Słowa do Donalda Tuska skierował także europoseł AFD, Tomasz Froelich. Niemiecki europoseł przemówił do polskiego premiera po niemiecku, bo – jak stwierdził – „Donald Tusk chyba lepiej rozumie po niemiecku, więc zrobi mu tę przyjemność”.

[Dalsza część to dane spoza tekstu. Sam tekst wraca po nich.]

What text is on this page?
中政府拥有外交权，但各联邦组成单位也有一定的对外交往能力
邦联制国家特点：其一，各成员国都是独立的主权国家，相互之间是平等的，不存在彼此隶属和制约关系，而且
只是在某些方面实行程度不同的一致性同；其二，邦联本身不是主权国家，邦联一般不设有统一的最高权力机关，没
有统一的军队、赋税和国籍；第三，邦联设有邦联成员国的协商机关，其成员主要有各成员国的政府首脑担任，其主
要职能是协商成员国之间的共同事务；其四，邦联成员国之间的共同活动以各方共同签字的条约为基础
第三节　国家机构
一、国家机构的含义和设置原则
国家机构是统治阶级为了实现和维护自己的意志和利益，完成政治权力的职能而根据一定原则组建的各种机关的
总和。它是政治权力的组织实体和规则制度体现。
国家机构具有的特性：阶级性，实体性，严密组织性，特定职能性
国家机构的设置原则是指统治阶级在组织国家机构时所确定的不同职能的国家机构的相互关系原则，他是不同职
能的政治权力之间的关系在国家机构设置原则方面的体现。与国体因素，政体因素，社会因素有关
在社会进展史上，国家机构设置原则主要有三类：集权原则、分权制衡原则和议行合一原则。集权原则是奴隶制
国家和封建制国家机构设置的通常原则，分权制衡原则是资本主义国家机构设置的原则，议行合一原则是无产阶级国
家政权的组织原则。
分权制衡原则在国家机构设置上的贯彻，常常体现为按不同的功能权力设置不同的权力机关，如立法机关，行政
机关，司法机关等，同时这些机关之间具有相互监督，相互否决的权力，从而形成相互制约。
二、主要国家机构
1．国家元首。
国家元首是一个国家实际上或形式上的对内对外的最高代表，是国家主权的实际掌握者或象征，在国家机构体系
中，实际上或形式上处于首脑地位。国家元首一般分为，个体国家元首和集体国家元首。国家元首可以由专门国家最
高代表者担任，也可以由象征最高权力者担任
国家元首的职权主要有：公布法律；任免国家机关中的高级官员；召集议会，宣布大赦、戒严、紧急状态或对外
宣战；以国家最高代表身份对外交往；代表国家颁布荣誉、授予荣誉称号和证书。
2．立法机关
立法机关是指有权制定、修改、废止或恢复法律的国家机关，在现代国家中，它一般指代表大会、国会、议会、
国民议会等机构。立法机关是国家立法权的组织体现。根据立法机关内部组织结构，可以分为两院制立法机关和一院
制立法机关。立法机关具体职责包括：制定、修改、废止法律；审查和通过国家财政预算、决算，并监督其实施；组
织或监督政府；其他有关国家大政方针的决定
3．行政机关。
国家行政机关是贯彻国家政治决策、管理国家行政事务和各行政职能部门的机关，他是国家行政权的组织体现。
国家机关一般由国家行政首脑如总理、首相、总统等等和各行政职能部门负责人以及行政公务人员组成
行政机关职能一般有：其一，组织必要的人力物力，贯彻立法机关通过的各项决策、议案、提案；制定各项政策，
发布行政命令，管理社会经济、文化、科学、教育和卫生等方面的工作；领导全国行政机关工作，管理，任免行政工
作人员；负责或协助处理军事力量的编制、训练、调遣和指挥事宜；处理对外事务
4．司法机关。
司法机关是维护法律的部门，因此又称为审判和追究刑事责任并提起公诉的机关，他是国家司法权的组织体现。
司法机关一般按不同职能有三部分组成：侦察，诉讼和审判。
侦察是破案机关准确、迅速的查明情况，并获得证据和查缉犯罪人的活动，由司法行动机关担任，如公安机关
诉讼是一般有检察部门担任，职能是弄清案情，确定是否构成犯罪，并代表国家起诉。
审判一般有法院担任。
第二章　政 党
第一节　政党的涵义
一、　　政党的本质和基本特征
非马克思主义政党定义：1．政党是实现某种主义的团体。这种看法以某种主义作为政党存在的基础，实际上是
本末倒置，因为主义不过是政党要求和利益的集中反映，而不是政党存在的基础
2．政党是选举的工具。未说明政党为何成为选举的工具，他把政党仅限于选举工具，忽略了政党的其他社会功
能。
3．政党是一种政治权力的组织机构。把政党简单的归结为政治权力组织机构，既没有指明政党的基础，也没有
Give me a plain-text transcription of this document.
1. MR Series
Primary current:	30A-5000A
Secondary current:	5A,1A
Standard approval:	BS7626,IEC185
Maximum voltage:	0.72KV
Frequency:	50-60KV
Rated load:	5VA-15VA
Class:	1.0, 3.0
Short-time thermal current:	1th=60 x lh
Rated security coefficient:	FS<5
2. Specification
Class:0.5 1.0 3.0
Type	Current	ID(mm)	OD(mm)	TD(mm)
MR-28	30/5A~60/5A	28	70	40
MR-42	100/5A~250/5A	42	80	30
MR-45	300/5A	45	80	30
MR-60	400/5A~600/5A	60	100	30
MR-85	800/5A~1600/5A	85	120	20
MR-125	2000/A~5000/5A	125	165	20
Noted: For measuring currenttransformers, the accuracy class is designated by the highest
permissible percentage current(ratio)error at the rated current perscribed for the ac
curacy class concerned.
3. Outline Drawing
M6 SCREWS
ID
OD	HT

– Kiedy był pan w opozycji, za pomocą UE atakował pan suwerenność własnego kraju. Teraz, gdy znów pan rządzi, niszczy pan praworządność w Polsce. Opozycja jest ścigana, a niewygodne wyroki sądowe są unieważniane. Wasz zamach na media był nielegalny, a teraz grozi pan jeszcze większą cenzurą w internecie. To bardziej przypomina reżim (…). UE pozwala panu na to, bo w końcu pan zawsze był najwierniejszym sługą Brukseli, a teraz może zniszczy pan całą Europę. Masowa migracja, cenzura, eskalacja geopolityczna, ideologia woke, Zielony Ład – jest pan prekursorem tego wszystkiego, nawet jeśli dziś nie chce pan już o tym pamiętać. Jest pan polską Angelą Merkel i polską Ursulą von der Leyen. Co najgorsze, jest pan z tego dumny. To źle dla Polski i Europy – podsumował niemiecki europoseł.
„Herr Tusk, Sie sind eine polnische Angela Merkel. Sie sind eine polnische Ursula von der Leyen! Und das Schlimmste ist: Sie sind auch noch stolz darauf!“ Meine Abrechnung mit Donald Tusk. pic.twitter.com/VlGKppwy12
— Tomasz Froelich (@TomaszFroelich) January 22, 2025
Ze Strasburga premier udał się do Oslo na rozmowy z premierem Norwegii.